Research for a novel

Hello,

This is my first post upon registration. I’m researching a novel and, in its first chapter, there is a TRACON blackout over the following states SC (100%), NC (97.01%), southern VA (23.70%), eastern GA (63.63%), and the northern Jacksonville area of FL (5.63%).

I am curious to know - on average - how many planes would be in the air over this area and how many would be preparing to take off from within or just adjacent to it.

I would also like to know how air traffic outside the area would be redirected and/or grounded.

I have a preliminary map of the zone in question but it is a work-in-progress and subject to change. If anyone would like to review it, PM me and I’ll provide a link.

Many thanks,

Thom

P.S. Forgive this post’s placement. I wasn’t quite sure what heading it belonged to.

TRACON’s don’t cover that much area but if they did fail Center would take over the airspace.

Listen to Frank, he knows of what he speaks.

Forgive the very newcomer question but what is Center and how does it operate?

In 2004 (I think that’s the correct year) SoCal Approach, the busiest TRACON in the world, shut down because of a brush fire. They literally left and locked the door for the better part of a day. LA Center took over the airspace. I was connecting from DFW to John Wayne on American Airlines and my flight was canceled. I re-booked to a flight that departed an hour earlier. We did make 2 360’s over Palm Springs but that was the worst of it.

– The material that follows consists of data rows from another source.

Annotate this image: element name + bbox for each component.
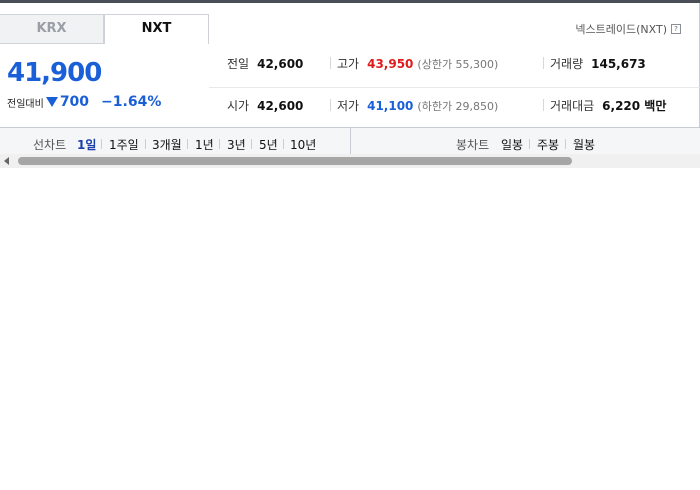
period-1d[interactable]: 1일 (77, 136, 96, 153)
quote-panel: KRX NXT 넥스트레이드(NXT) ? 41,900 전일대비 700 −1… (0, 3, 700, 127)
stat-separator (330, 99, 331, 111)
period-5y[interactable]: 5년 (259, 136, 278, 153)
stat-value: 41,100 (367, 99, 414, 113)
period-1y[interactable]: 1년 (195, 136, 214, 153)
period-10y[interactable]: 10년 (290, 136, 316, 153)
period-1w[interactable]: 1주일 (109, 136, 139, 153)
market-title: 넥스트레이드(NXT) ? (575, 21, 681, 37)
period-separator (101, 139, 102, 149)
stat-value: 42,600 (257, 99, 304, 113)
period-3y[interactable]: 3년 (227, 136, 246, 153)
change-percent: −1.64% (101, 94, 162, 110)
stat-volume: 거래량 145,673 (550, 55, 646, 72)
down-triangle-icon (45, 97, 58, 107)
change-amount: 700 (59, 94, 90, 110)
line-chart-label: 선차트 (33, 138, 67, 152)
stat-label: 시가 (227, 99, 250, 113)
help-icon[interactable]: ? (671, 24, 681, 34)
stat-label: 고가 (337, 57, 360, 71)
candle-separator (565, 139, 566, 149)
horizontal-scrollbar[interactable] (0, 154, 700, 168)
price-change: 전일대비 700 −1.64% (7, 94, 161, 110)
stat-low: 저가 41,100 (하한가 29,850) (337, 97, 498, 114)
tab-nxt[interactable]: NXT (104, 14, 209, 44)
stat-separator (543, 57, 544, 69)
period-separator (219, 139, 220, 149)
lower-limit: (하한가 29,850) (417, 100, 499, 113)
period-separator (283, 139, 284, 149)
scroll-left-arrow-icon[interactable] (4, 157, 9, 165)
stat-label: 저가 (337, 99, 360, 113)
candle-separator (529, 139, 530, 149)
stat-separator (330, 57, 331, 69)
stat-high: 고가 43,950 (상한가 55,300) (337, 55, 498, 72)
tab-krx[interactable]: KRX (0, 14, 104, 44)
stat-separator (543, 99, 544, 111)
stat-open: 시가 42,600 (227, 97, 303, 114)
stat-prev-close: 전일 42,600 (227, 55, 303, 72)
chart-controls: 선차트 1일 1주일 3개월 1년 3년 5년 10년 봉차트 일봉 주봉 월봉 (0, 127, 700, 155)
stat-label: 거래대금 (550, 99, 595, 113)
upper-limit: (상한가 55,300) (417, 58, 499, 71)
stat-value: 6,220 백만 (602, 99, 667, 113)
period-separator (251, 139, 252, 149)
candle-daily[interactable]: 일봉 (501, 136, 523, 153)
candle-weekly[interactable]: 주봉 (537, 136, 559, 153)
candle-monthly[interactable]: 월봉 (573, 136, 595, 153)
current-price: 41,900 (7, 58, 102, 88)
period-separator (187, 139, 188, 149)
stat-label: 전일 (227, 57, 250, 71)
stat-value: 145,673 (591, 57, 646, 71)
market-title-text: 넥스트레이드(NXT) (575, 23, 667, 36)
change-label: 전일대비 (7, 98, 44, 110)
stat-amount: 거래대금 6,220 백만 (550, 97, 666, 114)
stat-value: 42,600 (257, 57, 304, 71)
stat-label: 거래량 (550, 57, 584, 71)
scroll-thumb[interactable] (18, 157, 572, 165)
candle-chart-label: 봉차트 (456, 138, 490, 152)
controls-divider (350, 128, 351, 155)
stats-divider (209, 87, 700, 88)
period-3m[interactable]: 3개월 (152, 136, 182, 153)
stat-value: 43,950 (367, 57, 414, 71)
period-separator (145, 139, 146, 149)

What does Center do? Big question, if you’re writing a book you should learn this stuff first. Notice how small a TRACON’s airspace is compared to a Center.

http://static.howstuffworks.com/gif/air-traffic-control-airspace.gif

Looking at the map Frank provided and your description of the TRACON outage in your book it looks like you are really talking about a Jacksonville Center failure. If your book revolves around a radar failure throughout the entire center (highly unlikely) there are backup plans in place. If you are talking about an entire center going dark (even more unlikely) then the towers and TRACONs within the area would expand as much as possible to provide at least basic traffic separation services. It would be quite a scramble but the backup plans do exist.

To way oversimplify:
Control Tower: handles all aircraft within 5 miles of the airport up to a couple of thousand feet depending on the airspace classification at that airport. Most airports are not busy enough to need a control tower.

TRACON (Terminal Radar Approach Control): Provides radar service to participating aircraft outside the tower’s area out to anywhere from 30 to as much as 60 miles from the primary airport and at altitudes up to around 10,000 ft. These dimensions vary from one airport to the next.

Center: Handles everything else which is the majority of the airspace out there.

To also oversimplify: Not all aircraft are required to be in contact with approach control or center controllers.

This is probably as clear as mud, but keep asking. As airplane enthusiasts we want you to get a realistic picture, your story will be the better for it.

What is meant by blackout?

Radar outage? Radio outage. Power outage?

I remember MANY years ago (think 70’s) when I was flying out of CMX they built a new Minneapolis Center (ZMP on the map). Through careful planning they put in redundant cabling for remote radar and radio sites, one going East from the facility and the other West. HOWEVER, they ran both cables in a common trench from the highway up to the building. Guess where the backhoe cut the cable. The backhoe is the best underground cable locator no matter what anyone tells you!

Fortunately at that time we still had Flight Service Stations so everything was back to radio position reports, holds and expect further clearance times etc. I could just imaging the center controllers hunched over their now horizontal screens pushing shrimp boats around!

Thank you for the answers and clarifications to this point.

What I mean by blackout is lose of radar, radio, and power within the zone. I’ve determined that there might be about 60 planes (regardless of type) within my zone. There would be some planes on the fringe; perhaps as many as ten.

I presume that other traffic would be routed around the zone. It seems likely that air traffic controllers would make attempts to contact the planes on the fringe for visual confirmation on any planes within the zone.

This is not a novel about a terrorist attack although certainly it may be seen to have parallels. Some characters in it might even suppose it to be so.

I am specifically interested in what directions for reroutes, emergency landings, and apparently lost planes would sound like. How is the FAA informed of a crisis? And what qualifies as a situation Defense should be involved with?

Last night, I realized that I have no (present) way of determining how many helicopters might be involved.

Helicopters operate 99% of the time on Visual Flight Rules (VFR) so wouldn’t be affected by an outage at the ATC center. The same with light aircraft, maybe 95% of them are VFR at any time.